PLAZAS DE TOROS DE ESPAÑA

 

Festejo
PLAZA DE TOROS DE VALENCIA
FERIA DE FALLAS

Tarde del domingo, 20 de marzo de 2005
Crónicas de la prensa


FICHA TÉCNICA

Ganadería: Toros de Victorino Martín (desiguales, justos de fuerzas, al 2º se le dio la vuelta al ruedo)

Diestros: 

Entrada: lleno en los tendidos.

Crónicas de la prensa: El País, ABC,


Más imágenes del festejo

El País.   Encabo, la madurez de un torero

El toro se presentó en la plaza. El torero, también. Ayer hubo toros y toreros en Valencia. Y, por lo tanto, emoción. No se pide tanto para que la tauromaquia tenga dignidad en Valencia. Lo de ayer fue un orgullo; lo del día anterior, una canallada.

Luis Miguel Encabo le cortó una oreja al segundo de Victorino. Posiblemente, la oreja de mayor peso de toda la feria. Muy agresivo el toro en el tercio final, humillado bajo la poderosa muleta de Encabo, fue premiado con la vuelta al ruedo en el arrastre. Excesivo. No fue toro de tanto honor póstumo. Primero, porque manseó en varas, en las dos que tomó, y después, porque escarbó más de la cuenta.

Toro de público. Ya fue repetidor en los quites de Encabo y Ferrera, el primero por chicuelinas y el segundo por verónicas, y en ambos casos trances muy ajustados. Encabo, siempre puesto muy de verdad, le pudo y le toreó. Fue un enfrentamiento de poder a poder. Muy bien toreado el toro. Sometido. Mano baja. Las series bien atadas. Siempre con emoción.

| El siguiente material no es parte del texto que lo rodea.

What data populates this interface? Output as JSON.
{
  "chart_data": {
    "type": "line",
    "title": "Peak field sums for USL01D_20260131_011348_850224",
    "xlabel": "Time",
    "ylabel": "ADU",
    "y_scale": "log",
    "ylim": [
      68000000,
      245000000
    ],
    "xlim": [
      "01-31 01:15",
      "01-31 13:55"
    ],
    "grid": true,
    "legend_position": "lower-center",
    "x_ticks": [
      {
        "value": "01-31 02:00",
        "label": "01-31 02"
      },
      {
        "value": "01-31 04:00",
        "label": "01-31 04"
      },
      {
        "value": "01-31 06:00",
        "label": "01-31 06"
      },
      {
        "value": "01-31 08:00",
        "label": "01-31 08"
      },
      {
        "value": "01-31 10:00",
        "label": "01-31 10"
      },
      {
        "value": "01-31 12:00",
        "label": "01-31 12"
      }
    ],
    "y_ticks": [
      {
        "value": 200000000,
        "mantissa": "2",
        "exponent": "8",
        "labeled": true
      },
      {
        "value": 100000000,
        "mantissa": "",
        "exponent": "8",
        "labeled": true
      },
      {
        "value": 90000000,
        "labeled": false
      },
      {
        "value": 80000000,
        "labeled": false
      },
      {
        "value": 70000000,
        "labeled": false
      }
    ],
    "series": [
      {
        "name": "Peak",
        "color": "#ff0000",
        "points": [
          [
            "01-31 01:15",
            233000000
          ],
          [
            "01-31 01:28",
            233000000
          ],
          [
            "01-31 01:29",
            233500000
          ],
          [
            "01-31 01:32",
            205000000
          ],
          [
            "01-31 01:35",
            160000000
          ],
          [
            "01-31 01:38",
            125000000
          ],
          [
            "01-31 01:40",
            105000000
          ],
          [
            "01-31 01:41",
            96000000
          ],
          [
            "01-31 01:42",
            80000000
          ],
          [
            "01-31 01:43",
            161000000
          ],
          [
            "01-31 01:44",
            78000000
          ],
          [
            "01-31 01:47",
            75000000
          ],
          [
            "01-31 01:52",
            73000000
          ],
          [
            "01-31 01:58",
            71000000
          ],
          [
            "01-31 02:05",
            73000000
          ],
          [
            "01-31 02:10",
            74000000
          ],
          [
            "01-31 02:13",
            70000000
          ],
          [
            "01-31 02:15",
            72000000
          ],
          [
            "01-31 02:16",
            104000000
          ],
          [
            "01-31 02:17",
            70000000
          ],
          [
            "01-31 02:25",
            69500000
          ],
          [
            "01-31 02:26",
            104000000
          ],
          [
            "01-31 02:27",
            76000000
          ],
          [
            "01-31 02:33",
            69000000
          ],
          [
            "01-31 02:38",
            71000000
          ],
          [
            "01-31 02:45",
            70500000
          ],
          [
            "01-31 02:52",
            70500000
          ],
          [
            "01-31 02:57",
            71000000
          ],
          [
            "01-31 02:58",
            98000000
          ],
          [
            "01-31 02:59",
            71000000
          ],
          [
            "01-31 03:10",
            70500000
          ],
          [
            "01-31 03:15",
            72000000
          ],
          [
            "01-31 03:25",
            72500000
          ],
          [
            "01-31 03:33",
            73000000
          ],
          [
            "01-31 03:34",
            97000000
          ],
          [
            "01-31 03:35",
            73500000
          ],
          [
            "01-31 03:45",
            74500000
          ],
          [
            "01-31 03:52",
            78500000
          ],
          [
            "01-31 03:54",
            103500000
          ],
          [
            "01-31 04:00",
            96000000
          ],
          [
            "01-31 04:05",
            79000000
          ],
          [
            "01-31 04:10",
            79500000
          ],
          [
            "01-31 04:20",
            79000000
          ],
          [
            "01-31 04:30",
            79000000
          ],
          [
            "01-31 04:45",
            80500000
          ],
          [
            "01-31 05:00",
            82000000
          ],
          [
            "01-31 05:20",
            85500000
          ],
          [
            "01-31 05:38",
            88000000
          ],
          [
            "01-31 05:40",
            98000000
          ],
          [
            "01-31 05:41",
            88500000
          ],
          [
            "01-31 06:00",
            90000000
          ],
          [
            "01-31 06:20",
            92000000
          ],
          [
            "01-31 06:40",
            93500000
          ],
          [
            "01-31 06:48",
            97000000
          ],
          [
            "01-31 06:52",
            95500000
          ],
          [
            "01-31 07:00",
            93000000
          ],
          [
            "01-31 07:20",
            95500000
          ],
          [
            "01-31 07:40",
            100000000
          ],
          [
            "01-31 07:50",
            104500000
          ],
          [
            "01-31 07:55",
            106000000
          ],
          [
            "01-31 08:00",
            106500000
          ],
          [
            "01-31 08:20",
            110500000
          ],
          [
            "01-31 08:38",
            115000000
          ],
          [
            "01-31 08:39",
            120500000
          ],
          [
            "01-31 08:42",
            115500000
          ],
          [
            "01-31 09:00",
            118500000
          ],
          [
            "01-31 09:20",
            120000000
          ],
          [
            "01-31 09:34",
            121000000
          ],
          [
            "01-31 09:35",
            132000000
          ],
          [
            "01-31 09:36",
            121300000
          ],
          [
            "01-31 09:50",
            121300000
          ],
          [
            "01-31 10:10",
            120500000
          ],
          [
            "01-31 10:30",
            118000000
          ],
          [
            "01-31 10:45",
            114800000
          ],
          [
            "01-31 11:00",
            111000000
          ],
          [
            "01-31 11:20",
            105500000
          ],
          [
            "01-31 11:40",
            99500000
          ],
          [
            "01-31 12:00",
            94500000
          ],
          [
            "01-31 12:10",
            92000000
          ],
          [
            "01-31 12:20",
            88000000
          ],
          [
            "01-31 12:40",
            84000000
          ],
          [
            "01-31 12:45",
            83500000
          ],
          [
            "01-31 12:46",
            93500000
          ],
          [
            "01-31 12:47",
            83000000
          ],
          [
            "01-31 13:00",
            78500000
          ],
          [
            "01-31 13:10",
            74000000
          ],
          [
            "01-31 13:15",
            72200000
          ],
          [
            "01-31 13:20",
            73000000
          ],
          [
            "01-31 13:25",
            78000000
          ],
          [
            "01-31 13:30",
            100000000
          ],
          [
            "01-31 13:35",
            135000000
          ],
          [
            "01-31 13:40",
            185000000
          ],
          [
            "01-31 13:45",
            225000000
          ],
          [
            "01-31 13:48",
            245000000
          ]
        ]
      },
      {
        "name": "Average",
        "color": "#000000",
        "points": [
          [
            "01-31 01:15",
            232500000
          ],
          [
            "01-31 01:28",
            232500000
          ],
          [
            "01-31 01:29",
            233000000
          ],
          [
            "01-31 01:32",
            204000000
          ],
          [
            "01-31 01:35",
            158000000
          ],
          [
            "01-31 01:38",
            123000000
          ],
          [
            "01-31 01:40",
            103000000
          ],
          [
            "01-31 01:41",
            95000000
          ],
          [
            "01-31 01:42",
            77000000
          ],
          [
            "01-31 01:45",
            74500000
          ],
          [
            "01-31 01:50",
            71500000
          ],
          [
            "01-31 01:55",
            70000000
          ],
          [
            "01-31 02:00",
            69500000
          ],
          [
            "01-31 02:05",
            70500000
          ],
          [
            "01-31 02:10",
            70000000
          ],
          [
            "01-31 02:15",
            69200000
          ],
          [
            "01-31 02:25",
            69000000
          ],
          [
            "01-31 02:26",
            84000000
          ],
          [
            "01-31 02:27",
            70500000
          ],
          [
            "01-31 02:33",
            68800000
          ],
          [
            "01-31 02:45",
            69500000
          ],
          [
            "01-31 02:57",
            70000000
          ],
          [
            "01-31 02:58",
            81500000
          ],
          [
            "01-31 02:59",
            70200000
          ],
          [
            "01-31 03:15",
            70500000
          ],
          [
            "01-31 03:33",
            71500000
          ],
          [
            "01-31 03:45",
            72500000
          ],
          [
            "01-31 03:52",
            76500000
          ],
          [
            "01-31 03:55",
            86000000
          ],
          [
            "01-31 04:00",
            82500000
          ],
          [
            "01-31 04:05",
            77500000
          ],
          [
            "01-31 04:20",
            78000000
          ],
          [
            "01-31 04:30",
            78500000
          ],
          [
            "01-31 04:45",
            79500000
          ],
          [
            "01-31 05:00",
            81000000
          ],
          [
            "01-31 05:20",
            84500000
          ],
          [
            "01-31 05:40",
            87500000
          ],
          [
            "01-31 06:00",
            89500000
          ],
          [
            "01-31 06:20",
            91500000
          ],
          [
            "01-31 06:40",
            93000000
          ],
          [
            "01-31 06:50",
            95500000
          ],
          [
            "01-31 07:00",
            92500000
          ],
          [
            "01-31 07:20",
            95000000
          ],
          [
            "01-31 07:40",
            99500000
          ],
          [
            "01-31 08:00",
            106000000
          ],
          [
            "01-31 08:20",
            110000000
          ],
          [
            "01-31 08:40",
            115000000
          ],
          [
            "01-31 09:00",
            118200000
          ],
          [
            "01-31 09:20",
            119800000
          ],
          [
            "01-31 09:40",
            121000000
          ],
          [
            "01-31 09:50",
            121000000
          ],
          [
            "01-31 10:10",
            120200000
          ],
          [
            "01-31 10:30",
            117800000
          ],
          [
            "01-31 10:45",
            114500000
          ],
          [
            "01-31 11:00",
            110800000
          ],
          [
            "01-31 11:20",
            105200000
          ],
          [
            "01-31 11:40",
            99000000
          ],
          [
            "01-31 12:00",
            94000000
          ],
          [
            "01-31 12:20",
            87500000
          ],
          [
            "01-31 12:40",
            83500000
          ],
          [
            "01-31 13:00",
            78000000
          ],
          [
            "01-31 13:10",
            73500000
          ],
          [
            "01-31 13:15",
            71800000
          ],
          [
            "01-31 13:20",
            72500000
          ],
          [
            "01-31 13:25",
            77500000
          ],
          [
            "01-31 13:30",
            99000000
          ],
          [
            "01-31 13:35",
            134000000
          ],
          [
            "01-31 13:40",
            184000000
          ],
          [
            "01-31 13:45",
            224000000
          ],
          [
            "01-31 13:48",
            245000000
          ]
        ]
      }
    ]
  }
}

Un salto de calidad, que no de emoción, hubo de ese toro al resto. El cuarto, por ejemplo, fue el menos victorino de la corrida. No tanto por hechuras, pero sí por juego. Noblón, pecó de soso y algo andarín. Esplá, fácil con él en banderillas, le anduvo detallista en la muleta. Más a fondo se empleó con el primero. Mirón el toro, no le permitió al alicantino más que probar por aquí y por allá. Ni pasaba el toro, ni se dio coba Esplá, que liquidó la situación con suficiencia.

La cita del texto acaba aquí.